COMP 40 Assignment: Interfaces, Implementations, and Images

Interfaces and design checklists for parts A and B Tuesday, September 20 at 11:59PM. Full assignment (all of parts A, B, C, D, and E) due Sunday, September 25 at 11:59PM.

Please read the entire assignment before starting work.

Purpose

This assignment has four goals:

To spur you to think more deeply about programming technique
To give you practice designing your own interfaces, not just using interfaces designed by other people
To give you practice thinking about what familiar algorithms and data structures you can use to solve new problems
To lay a foundation for future assignments. In these future assignments,
- You will learn about locality, its effects on performance, and how to change the locality of a program.
- You will understand how data structures in a high-level language map to machine structures, and how to improve space performance by programming directly with machine structures.
- You will learn to improve the performance of programs by code tuning

The abstractions you build in this assignment will help you represent and manipulate digital images.

Preliminaries

In Hanson's C interfaces and implementations, refresh your memory about exceptions (Section 4.1) and memory management (Section 5.1). Study the Bit abstraction defined in Chapter 13 and the UArray abstraction defined in the supplemental chapter.

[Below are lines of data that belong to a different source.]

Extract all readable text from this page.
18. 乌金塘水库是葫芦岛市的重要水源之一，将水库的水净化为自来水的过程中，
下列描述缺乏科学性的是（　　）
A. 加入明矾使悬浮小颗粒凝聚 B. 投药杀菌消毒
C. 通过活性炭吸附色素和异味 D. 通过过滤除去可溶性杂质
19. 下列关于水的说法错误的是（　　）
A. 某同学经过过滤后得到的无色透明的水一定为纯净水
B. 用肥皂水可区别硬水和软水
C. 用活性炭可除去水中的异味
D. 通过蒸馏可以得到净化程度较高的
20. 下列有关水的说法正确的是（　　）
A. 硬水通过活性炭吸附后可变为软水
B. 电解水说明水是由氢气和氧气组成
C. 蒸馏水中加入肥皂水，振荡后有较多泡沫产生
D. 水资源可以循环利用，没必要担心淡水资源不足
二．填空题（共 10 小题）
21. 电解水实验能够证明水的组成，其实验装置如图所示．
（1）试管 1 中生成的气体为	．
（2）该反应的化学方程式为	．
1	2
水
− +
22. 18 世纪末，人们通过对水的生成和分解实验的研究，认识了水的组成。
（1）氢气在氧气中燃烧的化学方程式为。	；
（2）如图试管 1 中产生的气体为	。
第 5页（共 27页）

Part A: Two-Dimensional, Polymorphic, Unboxed Arrays

In the supplement to Hanson, Dave Hanson and I provide an abstraction that implements unboxed one-dimensional arrays. For this part of the assignment, you'll adapt the unboxed-array abstraction to support two-dimensional arrays. Your adaptation will be called UArray2 and should define the type UArray2_T. Your adaptation should include the following changes:

Instead of a length, an UArray2_T will have a width and a height.
Instead of being identified by a single index, an element of an UArray2_T will be identified by two indices: the column or x index measures the distance between the element and the left edge of the array, while the row or y index measures the distance between the element and the top row of the array. Thus the top left element is always indexed by the pair (0,0).
Omit the resize and copy operations.
You must define two analogs of the Bit_map function described on page 201:
- UArray2_map_row_major calls an apply function for each element in the array. Column indices vary more rapidly than row indices.
- UArray2_map_col_major calls an apply function for each element in the array. Row indices vary more rapidly than column indices.
The terms ``row major'' and ``column major'' may be found in Bryant and O'Halloran as well as on Wikipedia.

As in Hanson's code, a reference out of bounds should result in a checked run-time error.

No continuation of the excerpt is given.